RISK!If you didn't catch it, the NYT magazine this weekend had a cover story on risk which posed the question, was management or specifically risk management more responsible for the current financial mess in which we now sit? Not unexpectedly, Mr. Black Swan himself got a good dose of coverage railing against the utter folly of VaR and seemingly anyone who attempts to quantify anything about risk in finance. The other corner is represented by the leadership at RiskMetrics, Sunguard, etc weighing in with the "calculating risk has benefits" position, given it (VaR) provides relevant and useful information the majority of the time. Taleb's point is the "majority of the time" doesn't matter much after insolvency.

Given the topic, the article provides predictable variations of common platitudes: "Guns (quantifying risk) don't kill people, people (dumb risk management) kill people," and "Those who ignore the lessons of history are bound to repeat it (particularly if you only use 2 years of data as a basis for your VaR calc)."

I couldn't help but notice how much the article echoes the debate about the degree of risk versus uncertainty present in financial management, and what to do about it. In fact, one way to look at the position of people like Taleb/Mandelbrot is that the uncertainty about which Dr. Knight wrote in his 1916 dissertation is really the driving force behind socio-economic variable movement and as such, if you're going to do any modeling, fractals are your best only choice. They argue fractals and power laws are the only things that give you a prayer of appreciating the potential magnitude out in the tails of the uncertainty.
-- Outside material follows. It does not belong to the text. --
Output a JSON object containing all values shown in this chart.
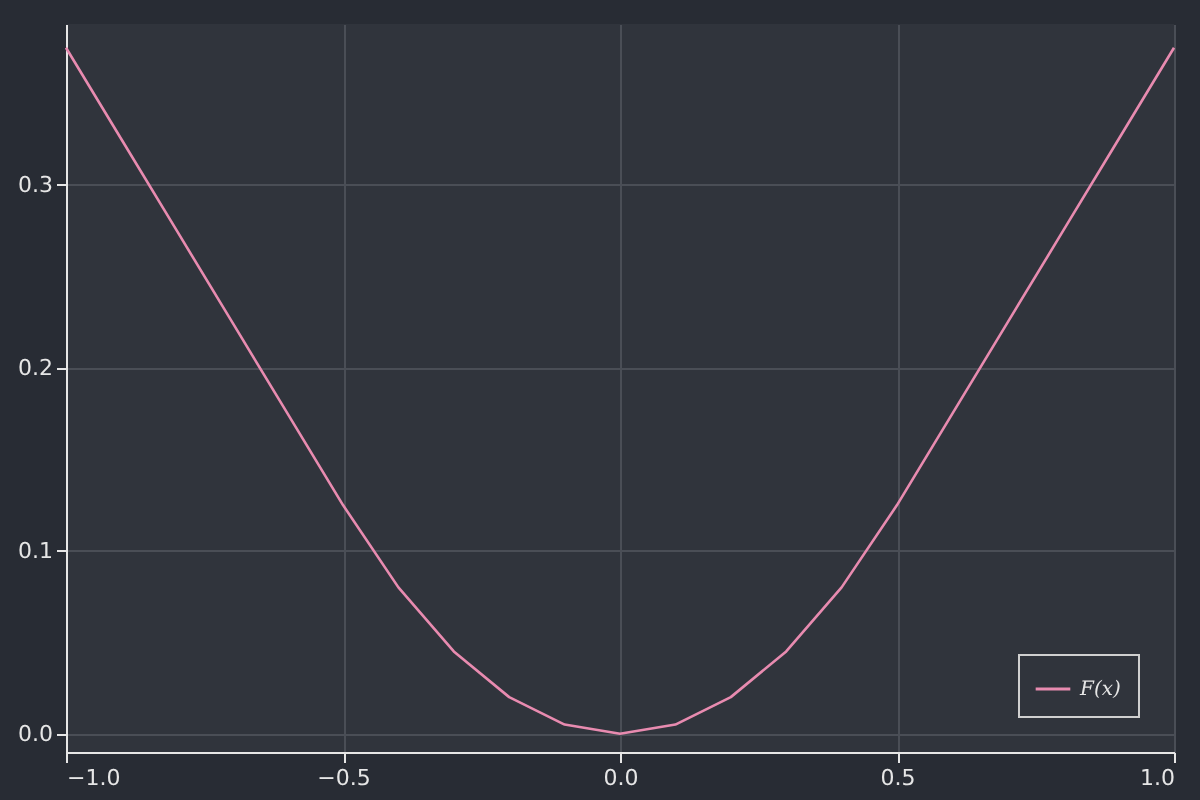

I think the article properly highlighted one VaR shortcoming that has been reasonably well-known but under-addressed, "[VaR] failed to distinguish between leverage that came from long-term, fixed-rate debt…and loans that can be called at any time and…blow you up in 2 minutes." Coincidentally this is highly germane to my disagreement with Dr. Black, and perhaps even the mindset behind a lot of quant training.
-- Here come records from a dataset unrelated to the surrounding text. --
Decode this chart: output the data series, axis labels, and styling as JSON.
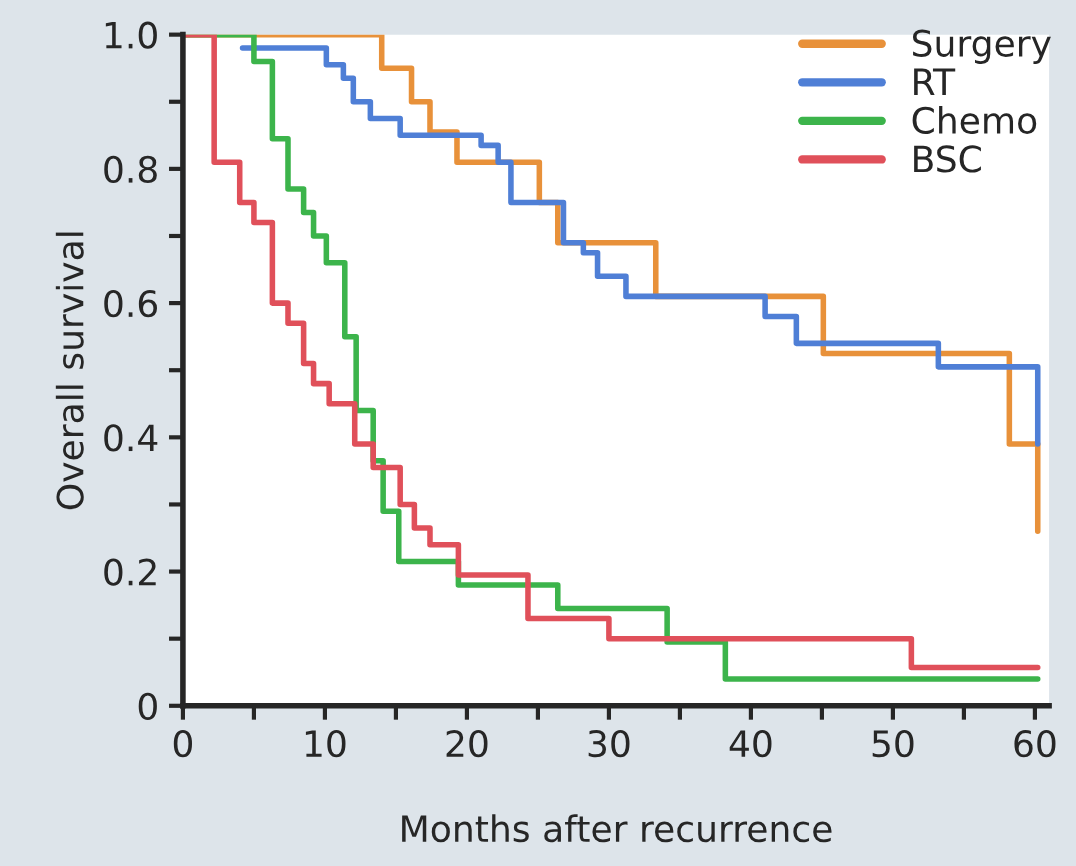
{
  "chart_data": {
    "type": "step",
    "xlabel": "Months after recurrence",
    "ylabel": "Overall survival",
    "xlim": [
      0,
      61
    ],
    "ylim": [
      0,
      1.0
    ],
    "xticks": [
      0,
      {
        "value": 5,
        "label": null
      },
      10,
      {
        "value": 15,
        "label": null
      },
      20,
      {
        "value": 25,
        "label": null
      },
      30,
      {
        "value": 35,
        "label": null
      },
      40,
      {
        "value": 45,
        "label": null
      },
      50,
      {
        "value": 55,
        "label": null
      },
      60
    ],
    "yticks": [
      0,
      {
        "value": 0.1,
        "label": null
      },
      0.2,
      {
        "value": 0.3,
        "label": null
      },
      0.4,
      {
        "value": 0.5,
        "label": null
      },
      0.6,
      {
        "value": 0.7,
        "label": null
      },
      0.8,
      {
        "value": 0.9,
        "label": null
      },
      {
        "value": 1.0,
        "label": "1.0"
      }
    ],
    "grid": false,
    "legend": "top right",
    "marker": "none",
    "line_style": "solid",
    "series": [
      {
        "name": "Surgery",
        "color": "#e8913a",
        "x": [
          0,
          14.0,
          16.1,
          17.4,
          19.3,
          25.1,
          26.4,
          33.3,
          45.1,
          58.2,
          60.2,
          60.2
        ],
        "values": [
          1.0,
          0.95,
          0.9,
          0.855,
          0.81,
          0.75,
          0.69,
          0.61,
          0.525,
          0.39,
          0.26,
          0.26
        ]
      },
      {
        "name": "RT",
        "color": "#4f7fd6",
        "x": [
          4.2,
          10.1,
          11.3,
          12.0,
          13.2,
          15.3,
          21.0,
          22.2,
          23.1,
          26.8,
          28.2,
          29.2,
          31.2,
          41.0,
          43.2,
          53.2,
          60.2,
          60.2
        ],
        "values": [
          0.98,
          0.955,
          0.935,
          0.9,
          0.875,
          0.85,
          0.835,
          0.81,
          0.75,
          0.69,
          0.675,
          0.64,
          0.61,
          0.58,
          0.54,
          0.505,
          0.39,
          0.39
        ]
      },
      {
        "name": "Chemo",
        "color": "#3cb44b",
        "x": [
          0,
          5.0,
          6.3,
          7.4,
          8.5,
          9.2,
          10.1,
          11.4,
          12.2,
          13.4,
          14.1,
          15.2,
          19.4,
          26.4,
          34.1,
          38.2,
          60.2
        ],
        "values": [
          1.0,
          0.96,
          0.845,
          0.77,
          0.735,
          0.7,
          0.66,
          0.55,
          0.44,
          0.365,
          0.29,
          0.215,
          0.18,
          0.145,
          0.095,
          0.04,
          0.04
        ]
      },
      {
        "name": "BSC",
        "color": "#e0505a",
        "x": [
          0,
          2.2,
          4.0,
          5.0,
          6.3,
          7.4,
          8.5,
          9.2,
          10.3,
          12.1,
          13.4,
          15.3,
          16.3,
          17.4,
          19.4,
          24.3,
          30.0,
          51.3,
          60.2
        ],
        "values": [
          1.0,
          0.81,
          0.75,
          0.72,
          0.6,
          0.57,
          0.51,
          0.48,
          0.45,
          0.39,
          0.355,
          0.3,
          0.265,
          0.24,
          0.195,
          0.13,
          0.1,
          0.057,
          0.057
        ]
      }
    ]
  }
}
I wish there was a bit on behavioral finance. The author hints at that quoting a risk manager, "It has to do with the human condition. People like to have one number they can believe in." It might've been nice if he touched on concepts like availability bias, overconfidence, and herding as additional contributors to the problem. What ramifications this all has for future policy is anyone's guess. In the end, we are still doing this democratic/capitalist experiment and it doesn't appear we're in any danger of getting it *right* anytime soon.

Of course, I'm sure some risk managers out there reveled in one of the author's concluding and resigned ruminations, "Maybe it would have been better if the people in charge had a better understanding of risk." I suppose that would've been nice.